Bir dervişin bir yardımcısı var idi; onun için sağdan soldan bir şeyler isterdi. Bir gün bu istemenin mahsûlü olmak üzere ona bir yemek getirdi, o derviş de yedi. Gece ihtilâm oldu. Bu yemeği kim tarafından getirdin diye sordu. Şakird:
“Bu yemeği bana güzel bir kız verdi” diye cevâb verdi. Ve derviş dedi:
“Vallâhi ben yirmi seneden beri ihtilâm olmamışımdır; bu onun lokmasının eseri idi.”
Dervişe böylece sakınma lâzımdır ve herkesin lokmasını yememelidir. Çünkü dervîş latîftir, ona çabuk te’sir edip, birtakım şeyler gözükür. Nitekim tertemiz beyaz bir giysiye, siyahlık bulaşırsa, gözükür; fakat siyah bir giysinin üzerine, kir ve siyahlık te’sir etmez.
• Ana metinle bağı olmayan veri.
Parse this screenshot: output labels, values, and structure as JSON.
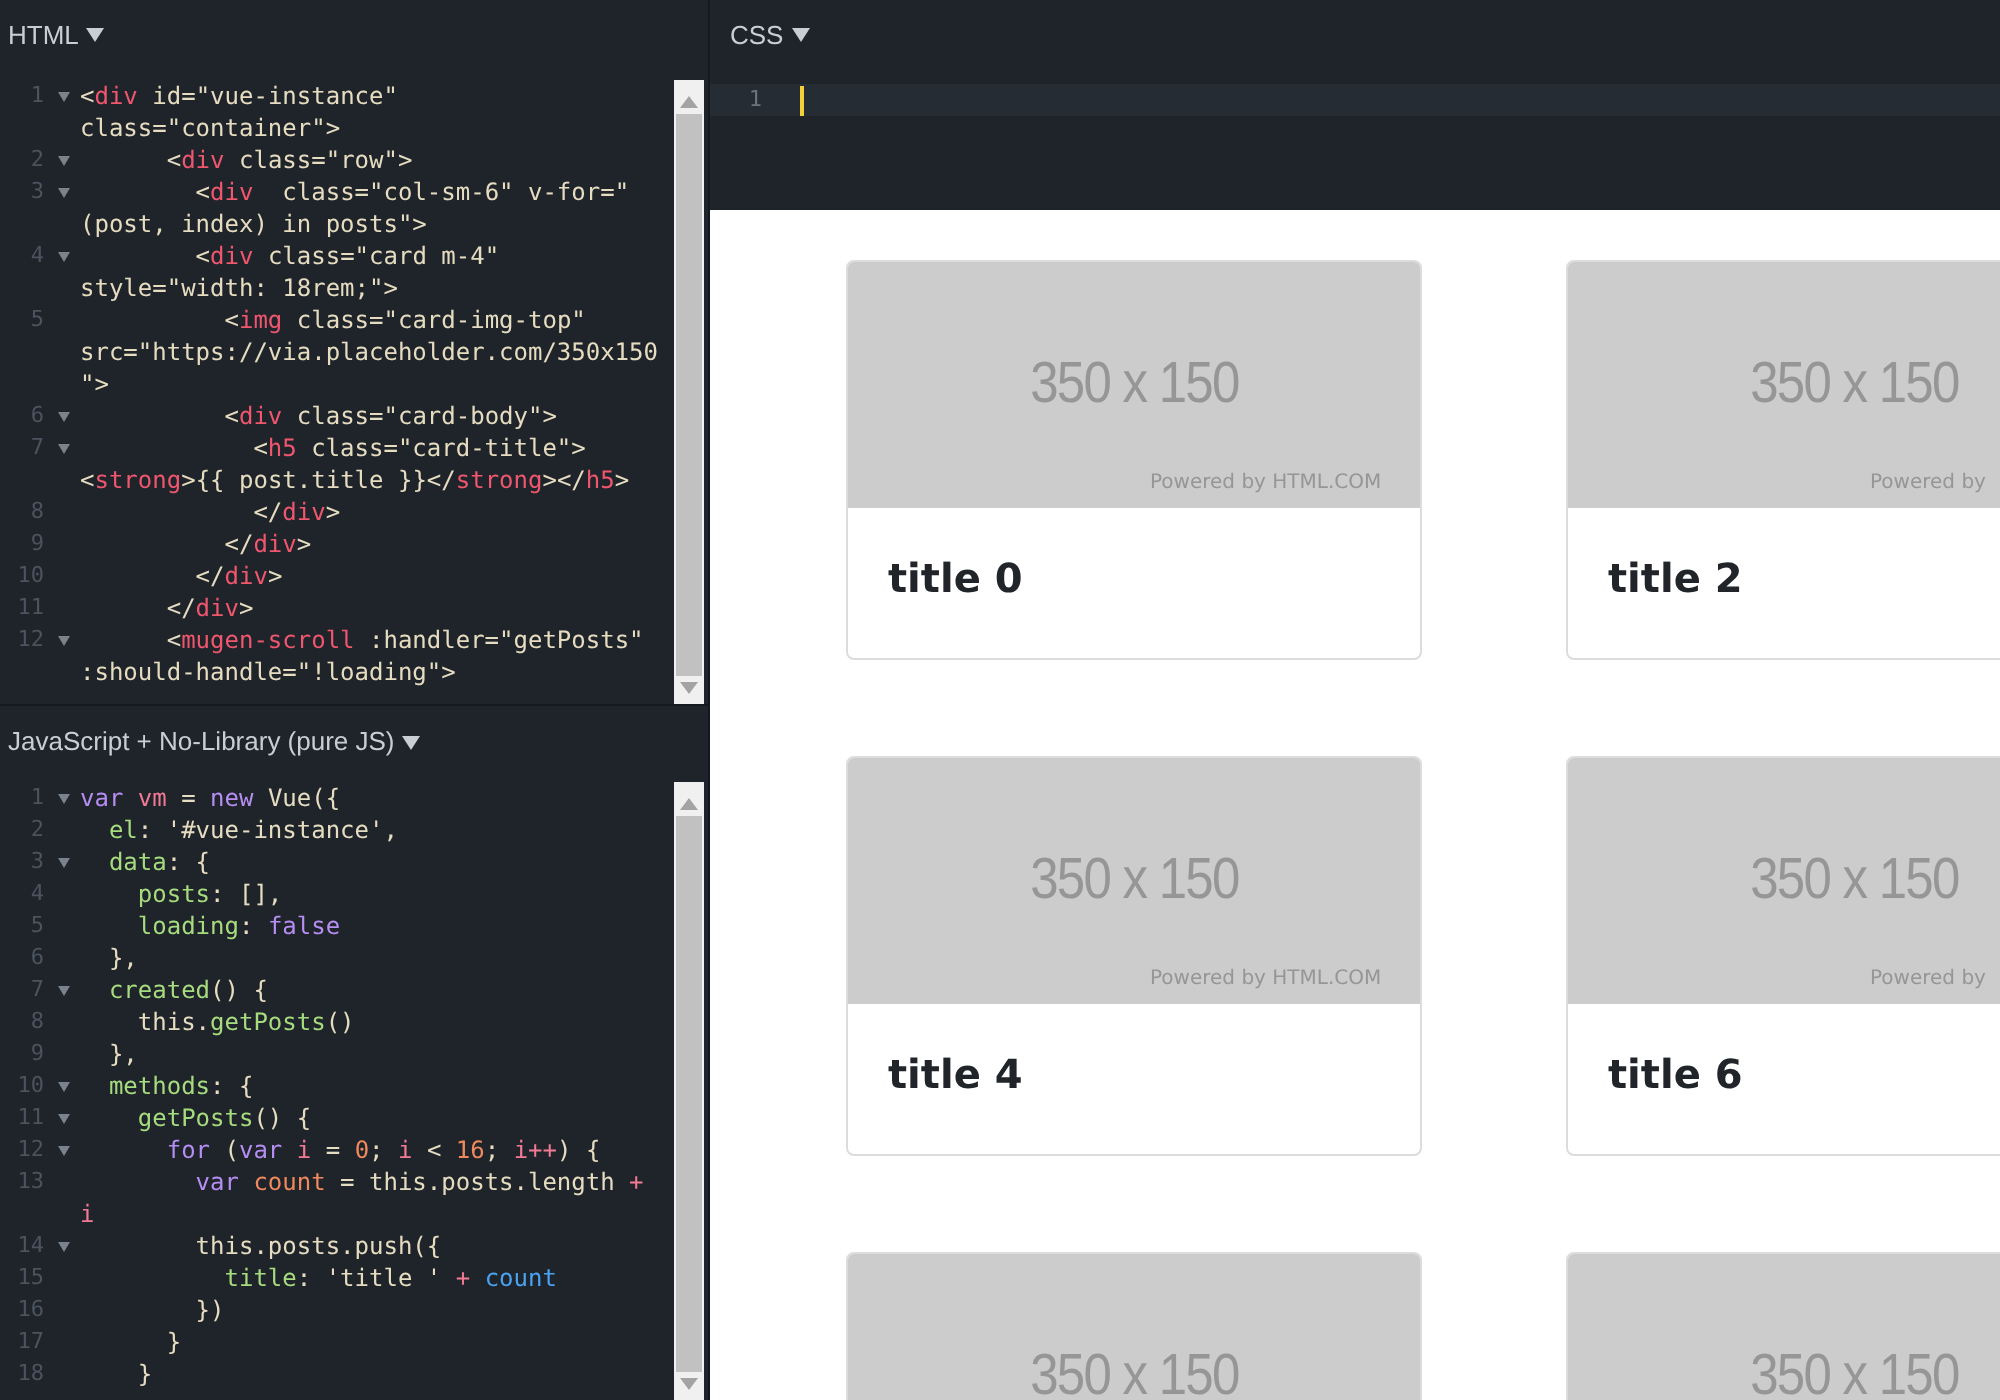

Ne kendisine ve ne de halka gözükür.
Şimdi mâdemki böyledir, dervişin zâlimlerin ve harâm yiyicilerin ve cismânilerin lokmasını yememesi lâzımdır; çünkü o lokma çabuk te’sir eder. Hiç hesapta olmayan bir lokmanın te’sirinden, bozuk fikirler ortaya çıkar. Nitekim o kızın yemeğinden dervîş ihtilâm oldu.